The Employment Appeal Tribunal has upheld the equal pay ruling made last October against supermarket giant, Asda.
The EAT confirmed that roles on the shop floor can compare to those performed by men in distribution centres and has dismissed Asda’s appeal.
Background to the case
At Asda, workers at the checkouts or who stack shelves in stores tend to be women and those working at distribution centres tend to be men. The difference in pay between the two types of workers is between £1 and £3 an hour.
The shop floor workers believe that their work is perceived as ‘women’s work’. Despite doing work of equal value, they argue they are being paid less than men working in the distribution centres.
However, Asda refutes these claims, arguing that the demands of the roles are different.
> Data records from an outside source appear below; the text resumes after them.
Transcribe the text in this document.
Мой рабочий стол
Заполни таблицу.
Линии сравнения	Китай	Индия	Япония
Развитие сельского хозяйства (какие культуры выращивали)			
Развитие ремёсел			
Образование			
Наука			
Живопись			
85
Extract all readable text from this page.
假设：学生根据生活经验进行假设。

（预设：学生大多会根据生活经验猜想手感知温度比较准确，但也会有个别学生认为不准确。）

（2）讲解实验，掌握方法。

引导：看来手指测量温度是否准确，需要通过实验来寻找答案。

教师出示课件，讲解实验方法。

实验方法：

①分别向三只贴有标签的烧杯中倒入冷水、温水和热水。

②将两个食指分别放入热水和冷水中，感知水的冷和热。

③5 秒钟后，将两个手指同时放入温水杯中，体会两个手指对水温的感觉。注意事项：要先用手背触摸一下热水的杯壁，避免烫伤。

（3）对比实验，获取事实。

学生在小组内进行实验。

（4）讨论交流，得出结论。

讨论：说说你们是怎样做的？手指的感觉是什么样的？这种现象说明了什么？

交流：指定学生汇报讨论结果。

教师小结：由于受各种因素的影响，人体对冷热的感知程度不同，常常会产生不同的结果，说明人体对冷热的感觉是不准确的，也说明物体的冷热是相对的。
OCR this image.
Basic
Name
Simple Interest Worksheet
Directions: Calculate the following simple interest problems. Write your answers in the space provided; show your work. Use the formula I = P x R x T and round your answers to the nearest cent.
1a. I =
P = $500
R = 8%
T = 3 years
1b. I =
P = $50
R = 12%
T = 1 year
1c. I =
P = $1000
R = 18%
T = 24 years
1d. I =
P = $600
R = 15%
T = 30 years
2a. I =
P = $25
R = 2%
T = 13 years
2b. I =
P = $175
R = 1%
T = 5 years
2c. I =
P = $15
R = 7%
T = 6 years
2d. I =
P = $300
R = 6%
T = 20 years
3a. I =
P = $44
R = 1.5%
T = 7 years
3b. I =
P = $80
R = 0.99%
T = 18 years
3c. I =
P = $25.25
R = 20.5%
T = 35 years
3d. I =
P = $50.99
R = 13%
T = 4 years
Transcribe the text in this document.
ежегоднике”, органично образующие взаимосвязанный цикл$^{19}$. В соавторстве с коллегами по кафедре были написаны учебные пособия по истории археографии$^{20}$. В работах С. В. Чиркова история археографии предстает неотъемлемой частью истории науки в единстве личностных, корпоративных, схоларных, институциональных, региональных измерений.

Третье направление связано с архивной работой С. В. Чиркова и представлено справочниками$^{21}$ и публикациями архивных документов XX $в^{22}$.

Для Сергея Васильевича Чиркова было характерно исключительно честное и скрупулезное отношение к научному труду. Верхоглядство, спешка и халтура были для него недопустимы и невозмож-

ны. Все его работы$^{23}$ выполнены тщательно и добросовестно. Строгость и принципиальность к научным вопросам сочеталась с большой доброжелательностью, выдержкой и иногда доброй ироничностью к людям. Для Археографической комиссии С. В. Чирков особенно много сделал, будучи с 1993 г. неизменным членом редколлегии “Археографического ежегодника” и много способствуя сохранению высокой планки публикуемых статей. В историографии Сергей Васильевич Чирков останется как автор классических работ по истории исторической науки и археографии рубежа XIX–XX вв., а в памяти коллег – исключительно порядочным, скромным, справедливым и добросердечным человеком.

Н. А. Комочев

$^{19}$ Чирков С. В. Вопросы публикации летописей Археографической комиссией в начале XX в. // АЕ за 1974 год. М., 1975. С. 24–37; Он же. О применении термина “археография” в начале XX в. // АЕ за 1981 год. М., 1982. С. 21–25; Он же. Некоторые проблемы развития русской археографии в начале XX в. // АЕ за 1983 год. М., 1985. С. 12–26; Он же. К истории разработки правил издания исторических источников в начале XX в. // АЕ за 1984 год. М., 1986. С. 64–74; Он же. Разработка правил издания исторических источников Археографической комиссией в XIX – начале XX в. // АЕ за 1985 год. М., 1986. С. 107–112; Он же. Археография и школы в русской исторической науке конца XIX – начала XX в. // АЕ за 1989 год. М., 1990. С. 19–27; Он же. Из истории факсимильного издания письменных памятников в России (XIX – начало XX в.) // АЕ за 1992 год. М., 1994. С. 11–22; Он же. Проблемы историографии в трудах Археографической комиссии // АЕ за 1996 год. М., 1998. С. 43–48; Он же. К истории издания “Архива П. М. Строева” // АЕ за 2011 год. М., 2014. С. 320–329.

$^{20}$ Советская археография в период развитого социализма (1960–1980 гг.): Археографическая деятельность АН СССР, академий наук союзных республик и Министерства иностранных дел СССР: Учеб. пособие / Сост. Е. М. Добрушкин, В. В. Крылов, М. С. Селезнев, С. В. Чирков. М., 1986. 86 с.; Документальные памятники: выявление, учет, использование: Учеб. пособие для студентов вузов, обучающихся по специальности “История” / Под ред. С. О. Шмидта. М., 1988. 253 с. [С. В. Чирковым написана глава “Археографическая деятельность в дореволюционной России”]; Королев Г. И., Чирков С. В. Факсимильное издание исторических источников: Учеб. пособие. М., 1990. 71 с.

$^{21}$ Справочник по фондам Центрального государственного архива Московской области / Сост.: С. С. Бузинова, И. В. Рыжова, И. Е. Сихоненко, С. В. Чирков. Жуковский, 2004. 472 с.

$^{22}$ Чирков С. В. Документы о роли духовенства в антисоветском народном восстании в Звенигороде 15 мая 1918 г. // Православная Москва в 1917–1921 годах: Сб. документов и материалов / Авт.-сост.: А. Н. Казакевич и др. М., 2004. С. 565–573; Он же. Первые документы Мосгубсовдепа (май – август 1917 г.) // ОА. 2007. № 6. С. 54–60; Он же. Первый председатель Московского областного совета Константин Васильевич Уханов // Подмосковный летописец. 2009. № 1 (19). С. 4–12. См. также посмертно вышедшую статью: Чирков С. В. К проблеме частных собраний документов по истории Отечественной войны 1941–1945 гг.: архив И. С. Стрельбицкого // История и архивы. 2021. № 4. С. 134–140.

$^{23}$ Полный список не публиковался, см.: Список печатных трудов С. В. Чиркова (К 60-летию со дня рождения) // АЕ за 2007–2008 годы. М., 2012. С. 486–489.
They contend that ‘Pay rates in stores differ from pay rates in distribution centres for legitimate reasons, including the different market rates for different jobs in different sectors.’ They argue that hourly paid colleagues doing the same job in the same location are paid the same; men and women doing the same job in stores are paid the same, and females and males fulfilling the same work duties in distribution centres are paid equally.
An Employment Tribunal found against Asda. It concluded that the women in the stores can compare themselves to men at distribution centres and allowed their equal pay claim to proceed.
What happens now?
It has been reported that an Asda spokesperson commented: ‘The Employment Appeal Tribunal have given us permission to appeal against this judgment, to the Court of Appeal. We continue to strongly dispute the claims being made against us’.